Critical then is the use of structured data, which can tell crawlers which parts of the content are entities and with which attributes. For example, the local business schema can serve to link a business to other nearby geographic entities, increasing its visibility in local search; other markup such as organization, person, and author, on the other hand, can help create connections between entities on the same website, but also in other domains, reinforcing the “network” concept.
On the practical side, then, we can check to include entities relevant to our content every time we publish an article, searching for other entities either through the Search system (taking advantage, for example, of the suggestions displayed in the other results to figure out which topics and themes Google sees as related to the main topic of our content), or through Wikipedia pages or other such tools, which relate known entities.
How to better communicate entities on the site and in the content
So there are some steps and interventions that we can put into practice to try to increase the value of our site as an entity (which in turn contains countless other entities), that is, to strengthen its value and relationships with that with the other Web elements toward which we want to establish an association.

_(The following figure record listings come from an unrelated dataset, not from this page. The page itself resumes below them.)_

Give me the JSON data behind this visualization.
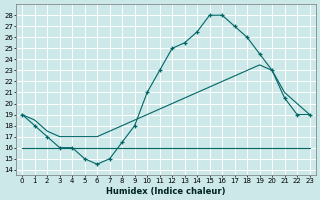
{
  "bg_color": "#cce8e8",
  "grid_color": "#b0d8d8",
  "line_color": "#006666",
  "xlabel": "Humidex (Indice chaleur)",
  "xlim": [
    -0.5,
    23.5
  ],
  "ylim": [
    13.5,
    29
  ],
  "yticks": [
    14,
    15,
    16,
    17,
    18,
    19,
    20,
    21,
    22,
    23,
    24,
    25,
    26,
    27,
    28
  ],
  "xticks": [
    0,
    1,
    2,
    3,
    4,
    5,
    6,
    7,
    8,
    9,
    10,
    11,
    12,
    13,
    14,
    15,
    16,
    17,
    18,
    19,
    20,
    21,
    22,
    23
  ],
  "line1_x": [
    0,
    1,
    2,
    3,
    4,
    5,
    6,
    7,
    8,
    9,
    10,
    11,
    12,
    13,
    14,
    15,
    16,
    17,
    18,
    19,
    20,
    21,
    22,
    23
  ],
  "line1_y": [
    19,
    18,
    17,
    16,
    16,
    15,
    14.5,
    15,
    16.5,
    18,
    21,
    23,
    25,
    25.5,
    26.5,
    28,
    28,
    27,
    26,
    24.5,
    23,
    20.5,
    19,
    19
  ],
  "line2_x": [
    0,
    1,
    2,
    3,
    4,
    5,
    6,
    7,
    8,
    9,
    10,
    11,
    12,
    13,
    14,
    15,
    16,
    17,
    18,
    19,
    20,
    21,
    22,
    23
  ],
  "line2_y": [
    19,
    18.5,
    17.5,
    17,
    17,
    17,
    17,
    17.5,
    18,
    18.5,
    19,
    19.5,
    20,
    20.5,
    21,
    21.5,
    22,
    22.5,
    23,
    23.5,
    23,
    21,
    20,
    19
  ],
  "line3_x": [
    0,
    4,
    15,
    23
  ],
  "line3_y": [
    16,
    16,
    16,
    16
  ]
}
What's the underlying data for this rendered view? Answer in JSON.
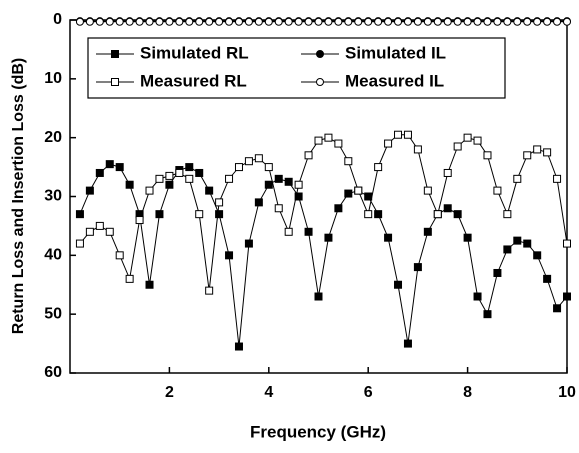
{
  "chart_data": {
    "type": "line",
    "x_label": "Frequency (GHz)",
    "y_label": "Return Loss and Insertion Loss (dB)",
    "xlim": [
      0,
      10
    ],
    "ylim": [
      60,
      0
    ],
    "xticks": [
      2,
      4,
      6,
      8,
      10
    ],
    "yticks": [
      0,
      10,
      20,
      30,
      40,
      50,
      60
    ],
    "legend": "top-left",
    "x": [
      0.2,
      0.4,
      0.6,
      0.8,
      1.0,
      1.2,
      1.4,
      1.6,
      1.8,
      2.0,
      2.2,
      2.4,
      2.6,
      2.8,
      3.0,
      3.2,
      3.4,
      3.6,
      3.8,
      4.0,
      4.2,
      4.4,
      4.6,
      4.8,
      5.0,
      5.2,
      5.4,
      5.6,
      5.8,
      6.0,
      6.2,
      6.4,
      6.6,
      6.8,
      7.0,
      7.2,
      7.4,
      7.6,
      7.8,
      8.0,
      8.2,
      8.4,
      8.6,
      8.8,
      9.0,
      9.2,
      9.4,
      9.6,
      9.8,
      10.0
    ],
    "series": [
      {
        "name": "Simulated RL",
        "color": "#000000",
        "marker": "square",
        "filled": true,
        "values": [
          33,
          29,
          26,
          24.5,
          25,
          28,
          33,
          45,
          33,
          28,
          25.5,
          25,
          26,
          29,
          33,
          40,
          55.5,
          38,
          31,
          28,
          27,
          27.5,
          30,
          36,
          47,
          37,
          32,
          29.5,
          29,
          30,
          33,
          37,
          45,
          55,
          42,
          36,
          33,
          32,
          33,
          37,
          47,
          50,
          43,
          39,
          37.5,
          38,
          40,
          44,
          49,
          47
        ]
      },
      {
        "name": "Simulated IL",
        "color": "#000000",
        "marker": "circle",
        "filled": true,
        "values": [
          0.2,
          0.2,
          0.2,
          0.2,
          0.2,
          0.2,
          0.2,
          0.2,
          0.2,
          0.2,
          0.2,
          0.2,
          0.2,
          0.2,
          0.2,
          0.2,
          0.2,
          0.2,
          0.2,
          0.2,
          0.2,
          0.2,
          0.2,
          0.2,
          0.2,
          0.2,
          0.2,
          0.2,
          0.2,
          0.2,
          0.2,
          0.2,
          0.2,
          0.2,
          0.2,
          0.2,
          0.2,
          0.2,
          0.2,
          0.2,
          0.2,
          0.2,
          0.2,
          0.2,
          0.2,
          0.2,
          0.2,
          0.2,
          0.2,
          0.2
        ]
      },
      {
        "name": "Measured RL",
        "color": "#000000",
        "marker": "square",
        "filled": false,
        "values": [
          38,
          36,
          35,
          36,
          40,
          44,
          34,
          29,
          27,
          26.5,
          26,
          27,
          33,
          46,
          31,
          27,
          25,
          24,
          23.5,
          25,
          32,
          36,
          28,
          23,
          20.5,
          20,
          21,
          24,
          29,
          33,
          25,
          21,
          19.5,
          19.5,
          22,
          29,
          33,
          26,
          21.5,
          20,
          20.5,
          23,
          29,
          33,
          27,
          23,
          22,
          22.5,
          27,
          38
        ]
      },
      {
        "name": "Measured IL",
        "color": "#000000",
        "marker": "circle",
        "filled": false,
        "values": [
          0.3,
          0.3,
          0.3,
          0.3,
          0.3,
          0.3,
          0.3,
          0.3,
          0.3,
          0.3,
          0.3,
          0.3,
          0.3,
          0.3,
          0.3,
          0.3,
          0.3,
          0.3,
          0.3,
          0.3,
          0.3,
          0.3,
          0.3,
          0.3,
          0.3,
          0.3,
          0.3,
          0.3,
          0.3,
          0.3,
          0.3,
          0.3,
          0.3,
          0.3,
          0.3,
          0.3,
          0.3,
          0.3,
          0.3,
          0.3,
          0.3,
          0.3,
          0.3,
          0.3,
          0.3,
          0.3,
          0.3,
          0.3,
          0.3,
          0.3
        ]
      }
    ]
  }
}
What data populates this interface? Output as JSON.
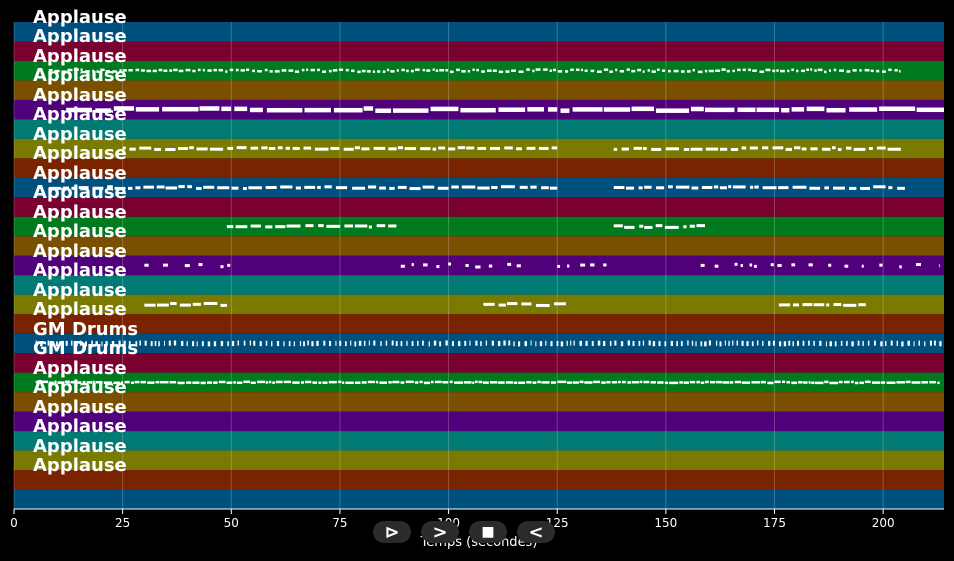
{
  "window": {
    "background": "#000000"
  },
  "tracks": [
    {
      "name": "Applause",
      "color": "#00507e",
      "notes": []
    },
    {
      "name": "Applause",
      "color": "#7a0030",
      "notes": []
    },
    {
      "name": "Applause",
      "color": "#007a1e",
      "notes": [
        [
          8,
          204,
          "dense-small"
        ]
      ]
    },
    {
      "name": "Applause",
      "color": "#7a5000",
      "notes": []
    },
    {
      "name": "Applause",
      "color": "#50007a",
      "notes": [
        [
          12,
          214,
          "thick"
        ]
      ]
    },
    {
      "name": "Applause",
      "color": "#007a72",
      "notes": []
    },
    {
      "name": "Applause",
      "color": "#7a7a00",
      "notes": [
        [
          25,
          125,
          "medium"
        ],
        [
          138,
          205,
          "medium"
        ]
      ]
    },
    {
      "name": "Applause",
      "color": "#7a2300",
      "notes": []
    },
    {
      "name": "Applause",
      "color": "#00507e",
      "notes": [
        [
          8,
          125,
          "medium"
        ],
        [
          138,
          205,
          "medium"
        ]
      ]
    },
    {
      "name": "Applause",
      "color": "#7a0030",
      "notes": []
    },
    {
      "name": "Applause",
      "color": "#007a1e",
      "notes": [
        [
          49,
          88,
          "medium"
        ],
        [
          138,
          159,
          "medium"
        ]
      ]
    },
    {
      "name": "Applause",
      "color": "#7a5000",
      "notes": []
    },
    {
      "name": "Applause",
      "color": "#50007a",
      "notes": [
        [
          30,
          50,
          "sparse"
        ],
        [
          89,
          118,
          "sparse"
        ],
        [
          125,
          137,
          "sparse"
        ],
        [
          158,
          213,
          "sparse"
        ]
      ]
    },
    {
      "name": "Applause",
      "color": "#007a72",
      "notes": []
    },
    {
      "name": "Applause",
      "color": "#7a7a00",
      "notes": [
        [
          30,
          49,
          "medium"
        ],
        [
          108,
          127,
          "medium"
        ],
        [
          176,
          196,
          "medium"
        ]
      ]
    },
    {
      "name": "Applause",
      "color": "#7a2300",
      "notes": []
    },
    {
      "name": "GM Drums",
      "color": "#00507e",
      "notes": [
        [
          5,
          214,
          "ticks"
        ]
      ]
    },
    {
      "name": "GM Drums",
      "color": "#7a0030",
      "notes": []
    },
    {
      "name": "Applause",
      "color": "#007a1e",
      "notes": [
        [
          5,
          213,
          "dense-thin"
        ]
      ]
    },
    {
      "name": "Applause",
      "color": "#7a5000",
      "notes": []
    },
    {
      "name": "Applause",
      "color": "#50007a",
      "notes": []
    },
    {
      "name": "Applause",
      "color": "#007a72",
      "notes": []
    },
    {
      "name": "Applause",
      "color": "#7a7a00",
      "notes": []
    },
    {
      "name": "Applause",
      "color": "#7a2300",
      "notes": []
    },
    {
      "name": "",
      "color": "#00507e",
      "notes": []
    }
  ],
  "xaxis": {
    "label": "Temps (secondes)",
    "min": 0,
    "max": 214,
    "ticks": [
      0,
      25,
      50,
      75,
      100,
      125,
      150,
      175,
      200
    ]
  },
  "controls": {
    "play_label": "⊳",
    "forward_label": ">",
    "stop_label": "■",
    "back_label": "<"
  }
}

Some operations are more “simple” and should be routine by now, such as adding schema.org to the site, using error-free structured data, creating a Business Profile sheet if we are a physically based business and keeping it up to date, having a relevant backlink profile thanks also to more strategic link building, as well as of course prioritizing the creation of quality content that deals with topics in a broad and deep way and responds to people’s search intent.
Content strategy and entity optimization
In conclusion, it is no longer possible to ignore the growing importance that entities have and will have on SEO, both for search engine crawling and for our own content.
This also requires us to change our approach to content strategy: currently, for a solid strategy we need to consider (at the very least) the overall volume of searches performed and the intent that Google chooses to display with query results using its algorithms. But we need to study what features appear in SERPs and what kind of visibility they have, because they often exceed the old positioning via links.
In this sense, optimizing entities through schema and structured data offers an opportunity to outperform competitors who are still fossilized on the old keyword race, because with this metadata we can help Google’s effort to map the content of the world (virtual and otherwise) and make it easier for the search engine to understand the content of our web page and recognize entities and their relationship to each other. If we can communicate with greater precision to the crawler what exactly the content of the web page is about, simplifying its technical indexing, the search engine will be able to select such content more quickly and with more certainty for a corresponding query, ranking it higher in SERPs or showing, for example, the result as a rich snippet that can attract users online.